Charles Stewart Parnell, A Biography

In this masterly biography, F.S.L. Lyons tackles the life and times of one of the greatest Irish statesmen of modern times. One of modern Irish biography's great triumphs, Charles Stewart Parnell has never been approached or surpassed. Charles Stewart Parnell, an enigmatic, icy aristocrat, was the unlikely and unchallenged leader of Irish nationalism from the mid-1870s, in its early heroic phase. Without him, Home Rule would not have become the formidable cause that it was. Daniel O'Connell first articulated modern Irish nationalism; Parnell first organised it.

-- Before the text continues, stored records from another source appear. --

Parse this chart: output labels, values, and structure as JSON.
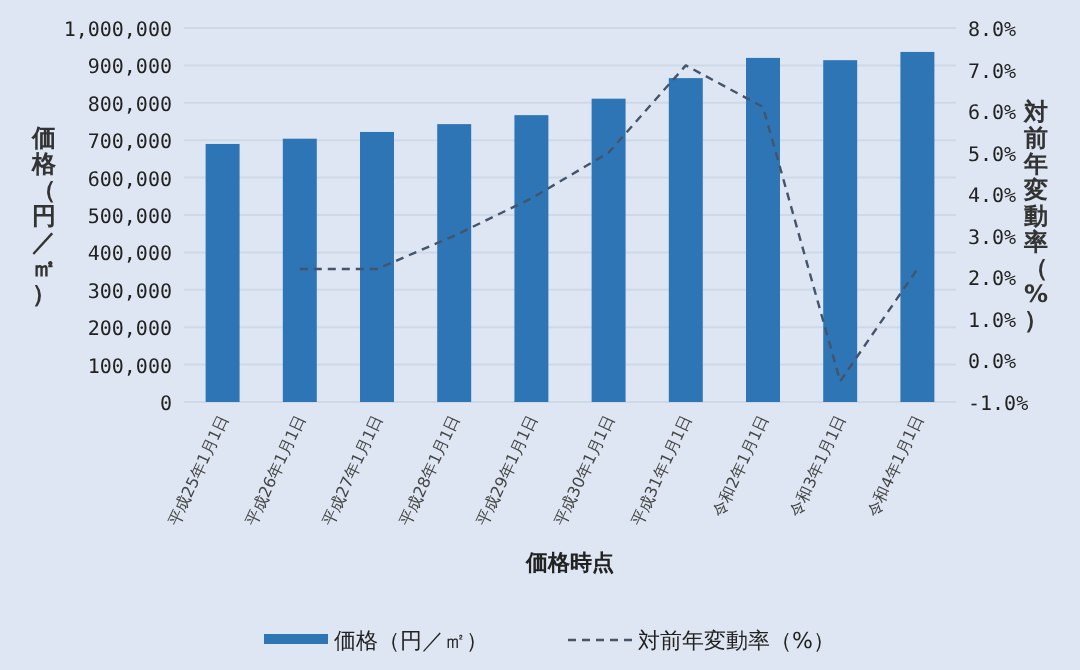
{
  "chart_data": {
    "type": "bar",
    "xlabel": "価格時点",
    "ylabel": "価格（円／㎡）",
    "y2label": "対前年変動率（%）",
    "categories": [
      "平成25年1月1日",
      "平成26年1月1日",
      "平成27年1月1日",
      "平成28年1月1日",
      "平成29年1月1日",
      "平成30年1月1日",
      "平成31年1月1日",
      "令和2年1月1日",
      "令和3年1月1日",
      "令和4年1月1日"
    ],
    "series": [
      {
        "name": "価格（円／㎡）",
        "color": "#2e75b6",
        "values": [
          690000,
          704000,
          722000,
          743000,
          767000,
          811000,
          866000,
          920000,
          914000,
          936000
        ]
      },
      {
        "name": "対前年変動率（%）",
        "type": "line",
        "axis": "y2",
        "line_style": "dashed",
        "color": "#44546a",
        "values": [
          null,
          2.2,
          2.2,
          3.0,
          3.9,
          5.0,
          7.1,
          6.1,
          -0.5,
          2.2
        ]
      }
    ],
    "ylim": [
      0,
      1000000
    ],
    "yticks": [
      0,
      {
        "value": 100000,
        "label": "100,000"
      },
      {
        "value": 200000,
        "label": "200,000"
      },
      {
        "value": 300000,
        "label": "300,000"
      },
      {
        "value": 400000,
        "label": "400,000"
      },
      {
        "value": 500000,
        "label": "500,000"
      },
      {
        "value": 600000,
        "label": "600,000"
      },
      {
        "value": 700000,
        "label": "700,000"
      },
      {
        "value": 800000,
        "label": "800,000"
      },
      {
        "value": 900000,
        "label": "900,000"
      },
      {
        "value": 1000000,
        "label": "1,000,000"
      }
    ],
    "y2lim": [
      -1,
      8
    ],
    "y2ticks": [
      {
        "value": -1,
        "label": "-1.0%"
      },
      {
        "value": 0,
        "label": "0.0%"
      },
      {
        "value": 1,
        "label": "1.0%"
      },
      {
        "value": 2,
        "label": "2.0%"
      },
      {
        "value": 3,
        "label": "3.0%"
      },
      {
        "value": 4,
        "label": "4.0%"
      },
      {
        "value": 5,
        "label": "5.0%"
      },
      {
        "value": 6,
        "label": "6.0%"
      },
      {
        "value": 7,
        "label": "7.0%"
      },
      {
        "value": 8,
        "label": "8.0%"
      }
    ],
    "grid": "y",
    "legend": "bottom",
    "marker": "none"
  }
}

As leader of the Irish Parliamentary Party from 1875 until his death in 1891, Parnell became a figurehead for Irish nationalist ambition and used his influence to further the cause of Irish independence in the British parliament. Parnell not only mobilised nationalist Ireland, exploiting discontent with the land system and a desire for political autonomy, he also subverted the usages of nineteenth-century British politics by supporting the introduction of the filibuster into the House of Commons. He divided Gladstone's Liberal party between those who supported Home Rule and those who opposed it and generally forced the Irish question to the heart of British politics where it remained until 1922. Even today, the continuing uncertainty over the future of Northern Ireland is a remote legacy of Parnell. Parnell's fall - the product of his doomed and passionate love affair with Katharine O'Shea - was the most traumatic moment in nationalist history before 1916. It divided a generation. The passions it gave rise to, brilliantly recalled in the Christmas dinner scene of James Joyce's A Portrait of the Artist as a Young Man, are fully explored in this magnificent work of scholarship. Charles Stewart Parnell: Table of Contents - The Meeting of the Waters - Apprenticeship - Rising High - Crisis - In the Eye of the Storm - Kilmainham - The New Course - Gathering Pace - Towards the Fulcrum - The Galway 'Mutiny' - The View from Pisgah - In the Shadows - Ireland in the Strand - Apotheosis - The Crash - Confrontation - Breaking-Point - A Time of Rending - Last Chance - La Commedia è Finita - Myth and Reality

The late F.S.L. Lyons was one of the most distinguished historians of modern Ireland. Born in Derry, Northern Ireland in 1923, he was Professor of Modern History at Trinity College, Dublin, at Hull University and later at Kent University. The author of Ireland since the Famine, he was Provost of Trinity College, Dublin from 1974 to 1981. He died in Dublin in 1983.